User Pain Lifecycle and an approach to solving the problem

Basically why does a company buy a product even after building it in-house? I can think of some technical reasons (I am sure there a lot of non-technical reasons) -
  1. Vendor has more subject matter expertise – A simple idea that if vendor has designed and developed a product, then vendor would have designed solution in an environment independent and framework model which can be used to address most of the use case out of box and at the same time can be extended to cover all the use cases.
  2. Vendor will have more SME – As the time progresses, the vendor integrates products in more diversified environment and would have had to enhance the system for different use cases and so the when company will run into those use cases vendor would be able to provide solutions.
  3. Vendor have dedicated resources and can spend more time, money and effort to make sure that the product works.
But given my limited experiences with new products, it seems that most of the time none of this is true.

Pain Life Cycle

Typically most of the companies have “pain” to start with and then some one comes up with an idea to solve the problem. So a small system is built to solve the pain which slowly starts getting accepted and enhanced. As the time progresses the small product grows to become a large product which fulfills most of the internal users need.

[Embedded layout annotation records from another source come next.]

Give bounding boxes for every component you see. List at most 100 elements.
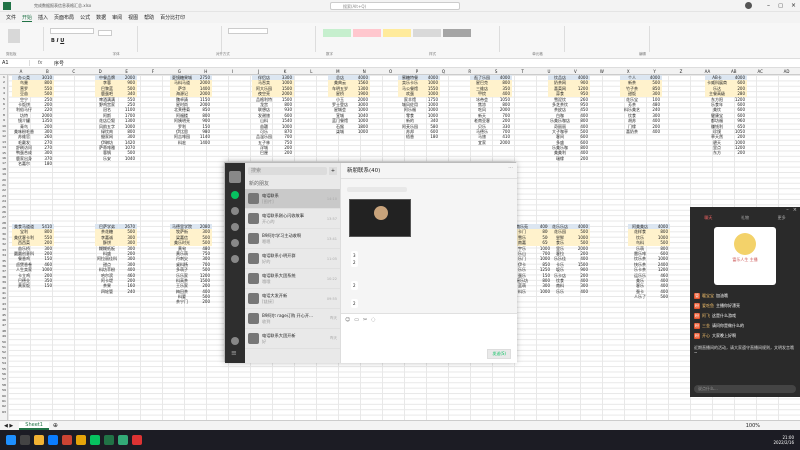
table-cell[interactable]: 柒城	[328, 129, 352, 134]
row-header[interactable]: 62	[0, 404, 8, 408]
style-normal[interactable]	[413, 29, 441, 37]
row-header[interactable]: 11	[0, 129, 8, 133]
table-cell[interactable]: 宜家	[470, 140, 494, 145]
search-taskbar-icon[interactable]	[20, 435, 30, 445]
close-icon[interactable]: ×	[791, 2, 796, 9]
table-cell[interactable]: 黄家饭	[12, 283, 36, 288]
table-cell[interactable]: 人乐了	[628, 294, 652, 299]
search-box[interactable]: 搜索(Alt+Q)	[330, 1, 460, 10]
maximize-icon[interactable]: □	[778, 3, 783, 9]
emoji-icon[interactable]: ☺	[345, 317, 350, 323]
row-header[interactable]: 48	[0, 329, 8, 333]
live-tab[interactable]: 更多	[778, 215, 786, 223]
menu-item[interactable]: 审阅	[112, 14, 122, 21]
column-header[interactable]: P	[404, 69, 430, 74]
table-row[interactable]: 名嘉尔 180	[12, 161, 54, 166]
row-header[interactable]: 40	[0, 286, 8, 290]
font-size-select[interactable]	[97, 30, 112, 36]
column-header[interactable]: N	[351, 69, 377, 74]
row-header[interactable]: 13	[0, 140, 8, 144]
bold-icon[interactable]: B I U	[51, 38, 137, 44]
row-header[interactable]: 26	[0, 210, 8, 214]
row-header[interactable]: 49	[0, 334, 8, 338]
live-stream-panel[interactable]: – × 聊天 礼物 更多 富乐人生 主播 管暖宝宝 加油哦粉爱吃鱼 主播你好漂亮粉阿飞…	[690, 207, 800, 397]
table-value-cell[interactable]: 180	[422, 134, 440, 139]
ribbon-group-editing[interactable]	[570, 26, 650, 52]
table-row[interactable]: 黄家饭 150	[12, 283, 54, 288]
column-header[interactable]: V	[562, 69, 588, 74]
style-bad[interactable]	[353, 29, 381, 37]
style-neutral[interactable]	[383, 29, 411, 37]
sheet-tab[interactable]: Sheet1	[19, 421, 49, 430]
column-header[interactable]: X	[615, 69, 641, 74]
clock[interactable]: 21:00 2022/2/16	[773, 435, 794, 445]
row-header[interactable]: 61	[0, 399, 8, 403]
row-header[interactable]: 15	[0, 151, 8, 155]
table-value-cell[interactable]: 200	[572, 156, 590, 161]
minimize-icon[interactable]: –	[767, 2, 770, 9]
table-cell[interactable]: 梧香	[398, 134, 422, 139]
column-header[interactable]: L	[298, 69, 324, 74]
row-header[interactable]: 47	[0, 323, 8, 327]
row-header[interactable]: 52	[0, 350, 8, 354]
row-header[interactable]: 57	[0, 377, 8, 381]
row-header[interactable]: 27	[0, 215, 8, 219]
table-row[interactable]: 东方 200	[705, 150, 747, 155]
menu-item[interactable]: 公式	[80, 14, 90, 21]
table-cell[interactable]: 名嘉尔	[12, 161, 36, 166]
style-check[interactable]	[443, 29, 471, 37]
table-value-cell[interactable]: 200	[729, 150, 747, 155]
row-header[interactable]: 1	[0, 75, 8, 79]
row-header[interactable]: 51	[0, 345, 8, 349]
row-header[interactable]: 54	[0, 361, 8, 365]
menu-item[interactable]: 百分比打印	[160, 14, 185, 21]
close-icon[interactable]: ×	[793, 207, 797, 215]
row-header[interactable]: 10	[0, 124, 8, 128]
new-friends-item[interactable]: 新的朋友	[245, 179, 340, 189]
ribbon-group-number[interactable]	[226, 26, 316, 52]
menu-item[interactable]: 视图	[128, 14, 138, 21]
row-header[interactable]: 4	[0, 91, 8, 95]
app-icon[interactable]	[132, 435, 142, 445]
wechat-icon[interactable]	[90, 435, 100, 445]
row-header[interactable]: 23	[0, 194, 8, 198]
column-header[interactable]: Y	[642, 69, 668, 74]
more-icon[interactable]: ···	[508, 165, 513, 171]
row-header[interactable]: 20	[0, 178, 8, 182]
column-header[interactable]: Q	[430, 69, 456, 74]
column-header[interactable]: AB	[721, 69, 747, 74]
column-header[interactable]: E	[114, 69, 140, 74]
row-header[interactable]: 30	[0, 232, 8, 236]
live-tab[interactable]: 聊天	[704, 215, 712, 223]
moments-icon[interactable]	[231, 255, 239, 263]
table-cell[interactable]: 巴厘	[252, 150, 276, 155]
row-header[interactable]: 39	[0, 280, 8, 284]
column-header[interactable]: O	[378, 69, 404, 74]
image-message[interactable]	[349, 199, 411, 237]
row-header[interactable]: 14	[0, 145, 8, 149]
column-header[interactable]: R	[457, 69, 483, 74]
row-header[interactable]: 29	[0, 226, 8, 230]
row-header[interactable]: 36	[0, 264, 8, 268]
row-header[interactable]: 34	[0, 253, 8, 257]
folder-icon[interactable]: ▭	[354, 317, 359, 323]
table-row[interactable]: 巴厘 200	[252, 150, 294, 155]
table-row[interactable]: 四轮管 240	[95, 289, 137, 294]
row-header[interactable]: 46	[0, 318, 8, 322]
add-icon[interactable]: +	[329, 167, 337, 175]
table-cell[interactable]: 乐乐	[548, 289, 572, 294]
menu-item[interactable]: 文件	[6, 14, 16, 21]
table-row[interactable]: 柒城 1000	[328, 129, 370, 134]
ribbon-group-styles[interactable]	[320, 26, 500, 52]
column-header[interactable]: D	[87, 69, 113, 74]
name-box[interactable]: A1	[0, 60, 30, 66]
column-header[interactable]: F	[140, 69, 166, 74]
menu-item[interactable]: 页面布局	[54, 14, 74, 21]
row-header[interactable]: 9	[0, 118, 8, 122]
formula-input[interactable]: 序号	[50, 60, 64, 67]
column-header[interactable]: S	[483, 69, 509, 74]
table-row[interactable]: 宜家 2000	[470, 140, 512, 145]
phone-icon[interactable]	[231, 337, 239, 345]
row-header[interactable]: 25	[0, 205, 8, 209]
menu-item[interactable]: 开始	[22, 14, 33, 22]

Depending on how good the architecture and coding team was the IT departments ends with a fine product or a blob of code that works but no body understand.

While this thing was going on, somebody (The Vendor) noticed that this requirement exists in a lot of places (the start of the hype) and so tries to· start building a product to address client needs (please note this may not apply to a few companies that are started by people from academic background). Marketing/Sales wants to get the the first few versions of the product to the market as soon as possible resulting in a faulty architecture, sloppy code and limited testing. This product has very basic functionality, is defective and is architecturally weak.

·At this point the media and analysts have started to pick on the hype and added words like “paradigm shift” and “next generation” to these requirement. At the same time company is in deep pain from managing the in-house developed blob of code.

The Company buys the product after some evaluations and pilots with no idea how the requirements are going to change over time.·

So the company ends up with a product that does not provide all the functionality that in-house product provided, does not integrate well in the environment of the company, is defective/unstable/bad performance and non-extensible.

Why do companies do that?

I don't know.

Another approach

But what if the company took a different approach -

  1. Consortium of Vertical Industry users - So form a consortium of IT professionals who will come up with a set of use cases which are common to all the people. So instead of the vendors developing fuzzy use cases and even fuzzier standards around them, each vertical segment should have the requirements laid out. The consortium may have its own lab or donated labs where the products can be verified to be requirement compliant.
  2. Selectively "Open-design" their internal product - Basically this is based on the idea that the products developed internally are superior to the first few versions of vendor products. So in order to cut down the time and provide vendors with roadmap, the customers can open-design(could not think of any other word) the high level design and development information which can be made either public or provided only to legitimate members. This will help vendors and other open-source developments to get a handle on "what client wants".
  3. Share the experiences with the consortium - This is another important idea that must be used to ensure that the knowledge is not wasted and people can learn from the mistakes of other.4. Vendors Interface - Force vendors to implement the common features required by most of the members of consortium and make them follow a framework architecture.

Most of these thoughts are not something new and I guess people have not seen the benefits of sharing out weight the benefit of keeping their internal information secret. But till we don’t have a legal memory erasing device or a single giant enterprise, people will continue to change jobs and take these "internals secret" to the competitors. So why not do this sharing in a formal way especially when it is going to help achieve companies to·improve their core·functionality·and not·be obsessed with·IT.